In this story we see the principal facets of Barthelme’s writing: firstly, the choppy collage effect, a literary equivalent of a Picasso cubist painting, allowing the viewer to see the reality of the portrait from every angle simultaneously. It is what Karl described as:

that ordered and coherent expression of anarchic materials which, when verbalized, will express a visual, aural, imaged reality. That melange of materials reordered for synesthesiac (sic) purposes is Barthelme’s way of presenting America: a design of our life, in arrangements that recall layouts.

Secondly, we have the fractured, fragmented nature of the text and, in consequence, the human relationships and the world he conjures. We saw that Tanner likened his work to pop art, but that is too shallow a comparison. ‘Can the life of the time be caught in an advertisment?’ Barthelme wrote. Where Warhol put soup cans into art galleries, Barthelme went further and put the detritus of a society into the barricades at the very edge of civilisation. The question – one that Warhol could never imagine asking – is which side of the barricade should he (and we) be on?

Thirdly, and this is greatly overlooked in most analyses of Barthelme, is that, through the undoubted melancholy there is humanist hope in his words. Pynchon suggests:

Barthelme’s was a specifically urban melancholy, related to that look of immunity to joy or even surprise seen in the faces of cab drivers, bartenders, street dealers, city editors, a wearily taken vow to persist beneath the burdens of the day and the terrors of the night.

This was not meant unkindly, (indeed in the same article Pynchon describes Barthelme as having a ‘hopeful and unbitter heart’) but the impression persists that Barthelme’s writing is cold and emotionless. Of course, Barthelme himself often referred to this, for example in an interview with O’Hara when, having been asked what his greatest writing weakness is, he replies: ‘I don’t offer enough emotion.’ That may be the case: certainly, because of mostly non-existent characterisation, it is difficult to get to know or feel involved with many of his creations.
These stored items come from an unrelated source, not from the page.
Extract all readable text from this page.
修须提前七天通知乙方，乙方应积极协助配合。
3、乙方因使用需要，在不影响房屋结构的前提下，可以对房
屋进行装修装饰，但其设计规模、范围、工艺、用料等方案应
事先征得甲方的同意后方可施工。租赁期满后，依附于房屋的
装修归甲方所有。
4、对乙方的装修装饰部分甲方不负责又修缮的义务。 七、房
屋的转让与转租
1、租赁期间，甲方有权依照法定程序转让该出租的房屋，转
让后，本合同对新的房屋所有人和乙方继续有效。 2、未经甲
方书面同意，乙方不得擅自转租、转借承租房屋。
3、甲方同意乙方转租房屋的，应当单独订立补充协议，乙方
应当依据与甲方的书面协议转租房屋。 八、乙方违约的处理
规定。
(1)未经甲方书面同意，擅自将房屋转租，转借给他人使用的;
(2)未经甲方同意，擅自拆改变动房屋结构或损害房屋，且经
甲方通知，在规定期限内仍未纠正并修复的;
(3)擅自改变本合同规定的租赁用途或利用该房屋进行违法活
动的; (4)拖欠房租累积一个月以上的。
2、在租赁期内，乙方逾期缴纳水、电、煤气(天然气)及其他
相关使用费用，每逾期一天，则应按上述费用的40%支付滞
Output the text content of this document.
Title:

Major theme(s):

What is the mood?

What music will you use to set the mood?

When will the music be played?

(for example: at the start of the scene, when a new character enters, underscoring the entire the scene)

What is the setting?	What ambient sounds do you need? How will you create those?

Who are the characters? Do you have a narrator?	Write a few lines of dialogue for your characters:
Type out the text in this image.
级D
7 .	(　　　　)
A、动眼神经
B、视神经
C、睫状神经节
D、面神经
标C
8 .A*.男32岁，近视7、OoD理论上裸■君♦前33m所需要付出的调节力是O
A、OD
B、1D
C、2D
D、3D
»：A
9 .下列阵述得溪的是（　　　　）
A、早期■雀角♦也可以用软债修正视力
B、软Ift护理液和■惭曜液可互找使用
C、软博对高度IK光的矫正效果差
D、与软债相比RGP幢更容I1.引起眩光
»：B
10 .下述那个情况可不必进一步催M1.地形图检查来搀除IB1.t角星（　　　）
And yet, rising above that, there is often a feeling of ambivalent hope in his works. The ending of The Indian Uprising certainly suggests it. So, too, does the resonant ending of another of his stories, Rebecca: ‘One should never cease considering human love, which remains as grisly and golden as ever, no matter what is tattooed upon the warm, tympanic page.’

That is classic Barthelme. It feels like a truism, but at the last moment he manages to subvert it into something more strange and more lovely. There is an aura of hopeful melancholy about the best of his writing which, even when he is at his opaque best (or worst) is beautifully human.

Ultimately, however, The Indian Uprising must be considered a flawed work. The conflation of contrasting ideas – a typically Barthelmian trait – is interesting. Love and war being described through the same central metaphor, for example, is fascinating, and yet it means that the story becomes cluttered. It has no single, central theme. It is trying to say too much. This is where his structural anarchy fails him: points can be made, but not with a force which resonates. The work remains memorable for some magnificent lines, for its inspired invention, and one can perhaps forgive the ‘disconcerting slippage of sense,’ but, as Gass points out Barthelme’s ‘blessed method is everything.’ Gass meant this in praise, but it can only truly be a weakness if it means the story fails to convey its point to the maximum.